Final vote count still out
ELECTION: Machines that don't 'talk,' provisional ballots hold up tally
nwitimes.com BY BILL DOLAN November 15, 2006
Lake County elections board Director Sally LaSota said Monday that the job of canvassing all the votes cast in the Nov. 7 general election won't be done before Monday.
Fortunately, all but a handful of the races already have been settled by decisive margins.
Counting all votes once took a matter of hours, but LaSota said that time line has been drawn out by laws designed to ensure voter access and security against vote fraud.
The county purchased more than 500 electronic voting machines, called Infinity machines, last year to comply with federal law requiring a machine that is more accessible to handicapped voters.
Poll workers' unfamiliarity with how to operate the new machines has led to questions about whether more than 60 Infinity machines were ever activated on Election Day or properly canvassed after the polls closed.

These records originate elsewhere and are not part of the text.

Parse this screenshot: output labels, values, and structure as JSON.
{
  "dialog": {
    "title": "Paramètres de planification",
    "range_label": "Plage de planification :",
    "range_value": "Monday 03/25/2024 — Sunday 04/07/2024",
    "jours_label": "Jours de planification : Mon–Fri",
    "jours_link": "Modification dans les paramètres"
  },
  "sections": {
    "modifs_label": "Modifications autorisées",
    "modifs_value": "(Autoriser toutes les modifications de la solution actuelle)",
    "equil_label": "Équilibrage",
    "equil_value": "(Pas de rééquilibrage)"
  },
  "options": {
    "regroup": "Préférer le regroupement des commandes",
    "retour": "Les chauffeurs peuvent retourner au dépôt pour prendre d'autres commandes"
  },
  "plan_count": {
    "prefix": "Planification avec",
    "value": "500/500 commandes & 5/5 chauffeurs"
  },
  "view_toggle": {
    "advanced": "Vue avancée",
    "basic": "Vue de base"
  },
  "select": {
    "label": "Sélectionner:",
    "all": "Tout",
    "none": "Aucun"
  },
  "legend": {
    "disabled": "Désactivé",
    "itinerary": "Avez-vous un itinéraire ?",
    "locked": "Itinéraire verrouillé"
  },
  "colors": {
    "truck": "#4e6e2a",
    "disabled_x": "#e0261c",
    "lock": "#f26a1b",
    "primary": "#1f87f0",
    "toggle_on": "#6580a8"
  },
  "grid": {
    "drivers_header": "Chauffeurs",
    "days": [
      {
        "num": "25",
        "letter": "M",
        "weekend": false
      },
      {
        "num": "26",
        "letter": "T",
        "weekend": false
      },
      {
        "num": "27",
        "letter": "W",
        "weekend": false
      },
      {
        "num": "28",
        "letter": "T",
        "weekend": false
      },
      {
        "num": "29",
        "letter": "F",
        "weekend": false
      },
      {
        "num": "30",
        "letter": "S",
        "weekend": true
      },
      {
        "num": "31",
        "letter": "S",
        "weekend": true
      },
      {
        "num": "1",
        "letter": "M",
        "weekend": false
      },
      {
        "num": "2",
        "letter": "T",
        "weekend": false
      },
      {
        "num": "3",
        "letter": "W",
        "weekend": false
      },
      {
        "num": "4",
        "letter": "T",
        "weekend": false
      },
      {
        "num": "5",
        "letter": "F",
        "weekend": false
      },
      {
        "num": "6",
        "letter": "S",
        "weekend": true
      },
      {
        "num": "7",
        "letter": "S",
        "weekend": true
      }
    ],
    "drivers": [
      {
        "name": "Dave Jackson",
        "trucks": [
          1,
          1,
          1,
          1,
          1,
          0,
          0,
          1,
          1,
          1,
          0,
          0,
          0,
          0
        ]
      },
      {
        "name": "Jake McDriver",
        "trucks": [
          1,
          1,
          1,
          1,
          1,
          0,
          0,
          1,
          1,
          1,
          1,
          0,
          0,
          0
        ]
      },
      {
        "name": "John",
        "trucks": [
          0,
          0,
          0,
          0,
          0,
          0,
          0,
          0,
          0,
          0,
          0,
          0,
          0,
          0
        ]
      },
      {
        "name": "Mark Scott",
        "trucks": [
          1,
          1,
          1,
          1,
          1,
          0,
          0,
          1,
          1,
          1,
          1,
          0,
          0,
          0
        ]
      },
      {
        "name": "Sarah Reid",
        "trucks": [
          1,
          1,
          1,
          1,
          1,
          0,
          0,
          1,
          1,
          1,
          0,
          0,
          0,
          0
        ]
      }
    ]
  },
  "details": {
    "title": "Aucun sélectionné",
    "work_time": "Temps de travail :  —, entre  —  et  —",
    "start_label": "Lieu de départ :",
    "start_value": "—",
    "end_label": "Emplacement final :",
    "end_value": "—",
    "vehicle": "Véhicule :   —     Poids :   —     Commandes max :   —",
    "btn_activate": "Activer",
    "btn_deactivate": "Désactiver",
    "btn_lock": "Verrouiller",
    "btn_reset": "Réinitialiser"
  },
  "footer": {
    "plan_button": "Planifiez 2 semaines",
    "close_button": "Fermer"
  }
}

Staff workers must examine each machine to resolve the matter.
The Infinity presents another problem, officials said. It doesn't share data with county's older MicroVote-464 machines, forcing election workers to perform additional math steps to get a grand total. In all races, 84,161 votes were cast on the MV-464s and 13,216 were cast on the Infinity machines.
Steve Shamo, of MicroVote General Corp., the manufacturer of the county's electronic voting machines, said his company created a way for the two machines to talk, but the federal government disapproved of that.
LaSota said another reason for the delay is a state law that keeps the count from being final and official until after the noon Nov. 20 deadline for voters who cast provisional ballots.
State law now requires voters to present a photo ID at the polls. It also allows those who forgot their IDs to cast to a provisional ballot on election day and bring in their IDs later.
Provisional ballots also may be cast by people who have a dispute with polling place workers about whether they are properly registered to vote.
LaSota said counting provisional ballots puts a new time-consuming burden on election workers, who must investigate each ballot cast in the county's 554 precincts to ensure the voters in question are properly registered.
"We are trying to pour through," LaSota said.
She said the elections board is tentatively scheduled to meet Thursday to go through the dozens of provisional ballots to decide which to reject, which to count and which to hold until the Nov. 20 deadline.